Fouad Allam: Der Islam in einer globalen Welt

Allam untersucht den islamischen Fundamentalismus und seine Lebensbedingungen in seinem jeweiligen gesellschaftlichen und politischen Kontext. Dabei kommt er zu überraschenden Einsichten.

Von Christoph Fleischmann

Irgendwie bleibt er verdächtig der Islam; denn die El Kaida-Terroristen töten doch im Namen der Religion. Und selbst wenn man den Beteuerungen von Muslimen in aller Welt glaubt, dass Attentate nichts mit Religionsausübung zu tun haben, so bleibt der Verdacht: der Islam sei eben auf einer Entwicklungsstufe unter unserer westlichen Kultur; er müsse mindestens die Aufklärung des Westens nachholen, dann würde er vielleicht zivil werden.

Gegen solche Verdächtigungen hat der in Algerien geborene und in Italien lehrende Soziologe Fouad Allam einen Essay geschrieben: der Islam in einer globalen Welt.

Der fundamentalistische Islam ist keine antithetische Reaktion auf die westlich dominierte Globalisierung, sondern ein Produkt derselben und eine Antwort darauf.
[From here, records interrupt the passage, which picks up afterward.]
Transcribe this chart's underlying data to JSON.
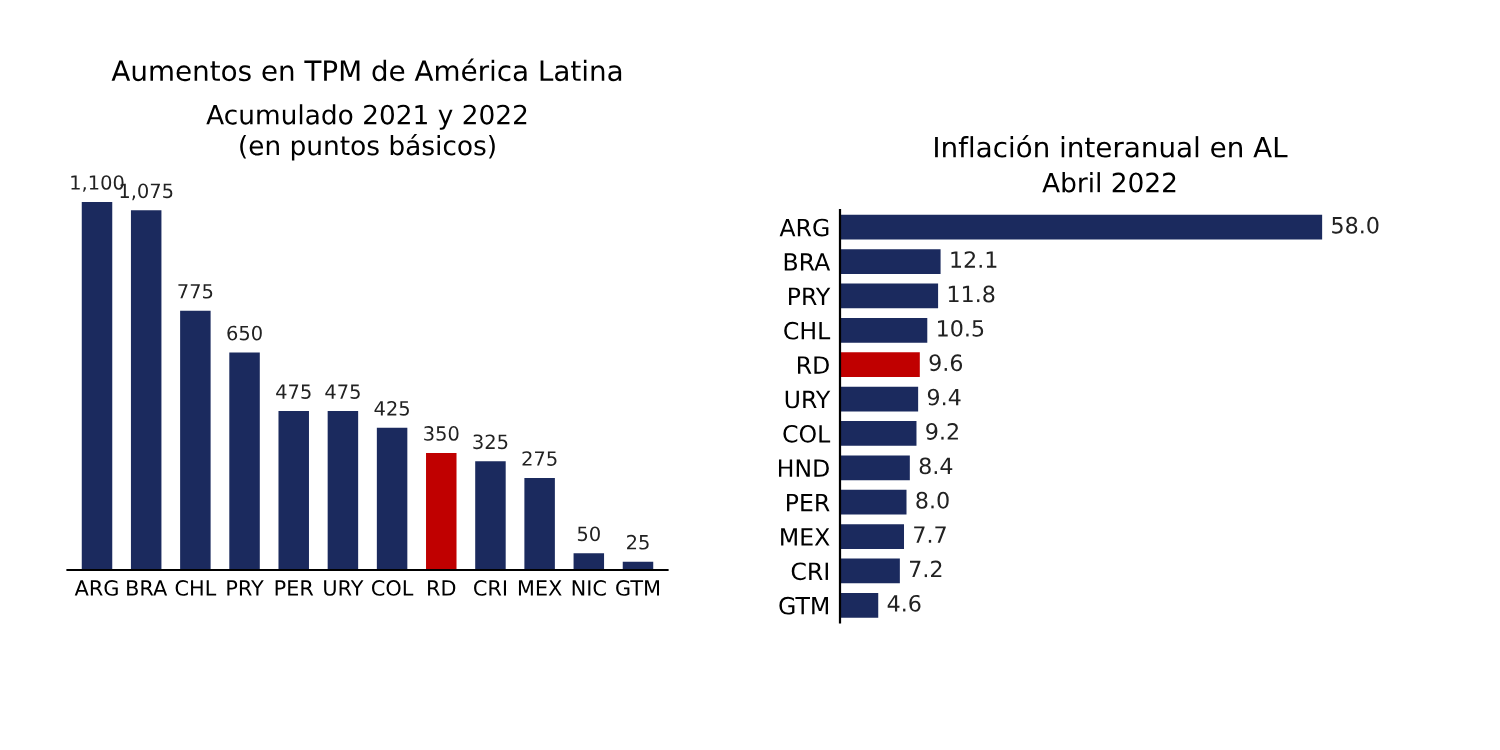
{
  "chart_data": [
    {
      "type": "bar",
      "title": "Aumentos en TPM de América Latina",
      "subtitle": "Acumulado 2021 y 2022\n(en puntos básicos)",
      "categories": [
        "ARG",
        "BRA",
        "CHL",
        "PRY",
        "PER",
        "URY",
        "COL",
        "RD",
        "CRI",
        "MEX",
        "NIC",
        "GTM"
      ],
      "values": [
        1100,
        1075,
        775,
        650,
        475,
        475,
        425,
        350,
        325,
        275,
        50,
        25
      ],
      "value_labels": [
        "1,100",
        "1,075",
        "775",
        "650",
        "475",
        "475",
        "425",
        "350",
        "325",
        "275",
        "50",
        "25"
      ],
      "colors": [
        "#1b2a5e",
        "#1b2a5e",
        "#1b2a5e",
        "#1b2a5e",
        "#1b2a5e",
        "#1b2a5e",
        "#1b2a5e",
        "#c00000",
        "#1b2a5e",
        "#1b2a5e",
        "#1b2a5e",
        "#1b2a5e"
      ],
      "grid": false,
      "legend": false
    },
    {
      "type": "bar",
      "orientation": "horizontal",
      "title": "Inflación interanual en AL",
      "subtitle": "Abril 2022",
      "categories": [
        "ARG",
        "BRA",
        "PRY",
        "CHL",
        "RD",
        "URY",
        "COL",
        "HND",
        "PER",
        "MEX",
        "CRI",
        "GTM"
      ],
      "values": [
        58.0,
        12.1,
        11.8,
        10.5,
        9.6,
        9.4,
        9.2,
        8.4,
        8.0,
        7.7,
        7.2,
        4.6
      ],
      "value_labels": [
        "58.0",
        "12.1",
        "11.8",
        "10.5",
        "9.6",
        "9.4",
        "9.2",
        "8.4",
        "8.0",
        "7.7",
        "7.2",
        "4.6"
      ],
      "colors": [
        "#1b2a5e",
        "#1b2a5e",
        "#1b2a5e",
        "#1b2a5e",
        "#c00000",
        "#1b2a5e",
        "#1b2a5e",
        "#1b2a5e",
        "#1b2a5e",
        "#1b2a5e",
        "#1b2a5e",
        "#1b2a5e"
      ],
      "grid": false,
      "legend": false
    }
  ]
}
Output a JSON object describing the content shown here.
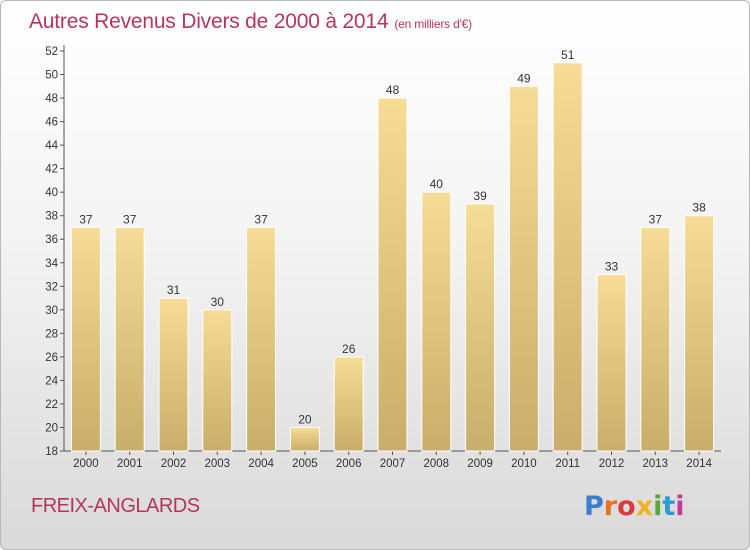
{
  "title": "Autres Revenus Divers de 2000 à 2014",
  "unit_note": "(en milliers d'€)",
  "place_name": "FREIX-ANGLARDS",
  "logo": {
    "text": "Proxiti",
    "colors": [
      "#3b7ed1",
      "#e6731f",
      "#d93b3b",
      "#f0b323",
      "#56a83a",
      "#2a9ad6",
      "#c23d97"
    ]
  },
  "chart_data": {
    "type": "bar",
    "categories": [
      "2000",
      "2001",
      "2002",
      "2003",
      "2004",
      "2005",
      "2006",
      "2007",
      "2008",
      "2009",
      "2010",
      "2011",
      "2012",
      "2013",
      "2014"
    ],
    "values": [
      37,
      37,
      31,
      30,
      37,
      20,
      26,
      48,
      40,
      39,
      49,
      51,
      33,
      37,
      38
    ],
    "ylim": [
      18,
      52
    ],
    "yticks": [
      18,
      20,
      22,
      24,
      26,
      28,
      30,
      32,
      34,
      36,
      38,
      40,
      42,
      44,
      46,
      48,
      50,
      52
    ],
    "grid": false,
    "bar_color": "#e8c878"
  }
}
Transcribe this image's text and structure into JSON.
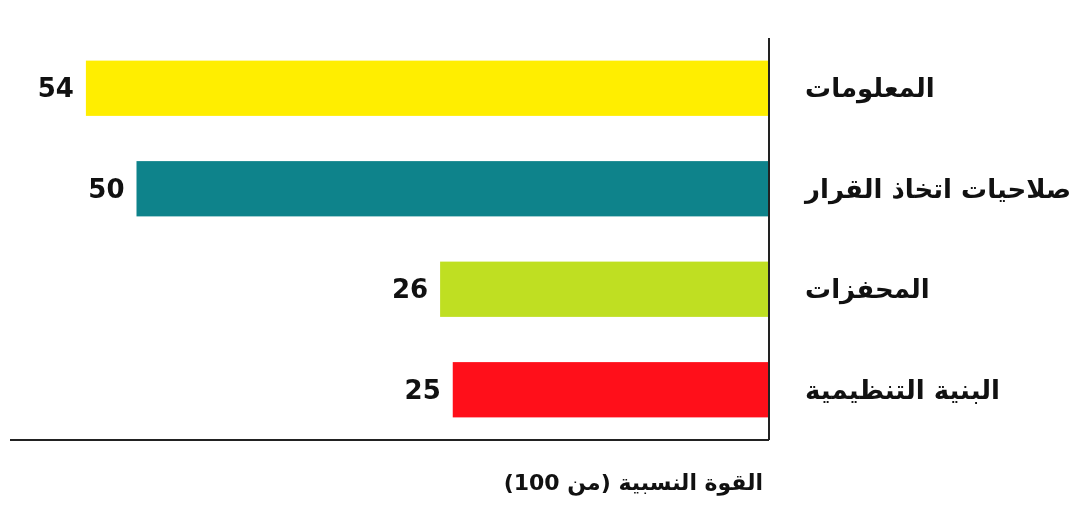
{
  "chart_data": {
    "type": "bar",
    "orientation": "horizontal",
    "categories": [
      "المعلومات",
      "صلاحيات اتخاذ القرار",
      "المحفزات",
      "البنية التنظيمية"
    ],
    "values": [
      54,
      50,
      26,
      25
    ],
    "colors": [
      "#ffee00",
      "#0e838b",
      "#bfdf22",
      "#ff0f1a"
    ],
    "xlim": [
      60,
      0
    ],
    "xlabel": "القوة النسبية (من 100)",
    "data_labels": true
  }
}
Nicht Dschihad gegen McWorld, sondern: Dschihad als geschickte Anpassung des Islam an die Globalisierung. So könnte man das Ergebnis von Fouad Allams neuem Buch überspitzt formulieren.

Im Fokus: muslimische Migranten

Dabei hat Allam besonders die muslimischen Migranten in Europa im Blick. Sie seien oftmals ihren nationalen und kulturellen Wurzeln entfremdet und zugleich in den europäischen Gesellschaften nicht gleichwertig integriert. Kennzeichen des fundamentalistischen Islam sei es nun, dass der Einfluss der jeweiligen Kultur auf den Islam ignoriert werde. Die Islamisten sehen im Islam ein immer und überall gleich gültiges Lehr- und Rechtssystem.

Dieser ahistorische und gewissermaßen "kulturlose“ Islam biete sich hervorragend als neue Identität für die in Europa lebenden, entwurzelten Muslime an und verbindet sie untereinander, egal woher sie kommen. Zugleich nimmt diese Interpretation des Islam die Ausgrenzungserfahrungen der Muslime in Europa auf, da antiwestliche Ressentiments zu den Grundbausteinen des islamischen Fundamentalismus gehören.

Fouad Allam erschließt für seine europäischen Leser zeitgenössische islamische Denker, für die der Westen eine Krankheit des Islam ist. Interessant dabei ist: Viele dieser muslimischen Intellektuellen haben ihre Thesen im Kontakt mit westlichen Philosophien entwickelt - sei es dass sie sich in der anti-modernen Haltung eines Heidegger wieder fanden oder von Marx ideologische Hilfe gegen die westlichen Imperialisten in Anspruch nahmen.

Den Westen haben sie als arrogante Herrscher erlebt, die ihnen eine gleichwertige Position verweigerten. So gesehen hat der Westen die Natter des islamischen Fundamentalismus an seinem kolonialen Busen genährt.

Integration als Terrorprävention

Aber Allam bedient nicht das antiwestliche Ressentiment der Islamisten. Trotz der von ihm beschriebenen Dynamik, kommt für ihn das Licht aus dem Westen; bzw. der moslemischen Diaspora. In den säkularen Staaten Europas werde die Privatisierung des Islam zunehmen.

Denn in Europa hat der Islam keine unmittelbare juristisch-politische Gestaltungskraft, er ist keine öffentliche Zivilreligion wie noch in vielen muslimischen Ländern. Damit sind Muslime in Europa gezwungen, ihren Glauben in individuellen Ausdrucksformen zu leben.

Die Integration und Förderung der Muslime, die den Islam als private Religion leben, ist dann wohl die beste Terrorprävention. Sonst werden die europäischen Muslime ihre Identität im fundamentalistischen Islam suchen. Allams Buch hebt sich wohltuend ab von den vielen Veröffentlichungen mehr oder weniger ausgewiesener "Islamkenner“; er argumentiert unaufgeregt und sachlich, manchmal etwas zu akademisch im Stil. Aber wer etwas Mühe nicht scheut, kann bei Allam viel lernen.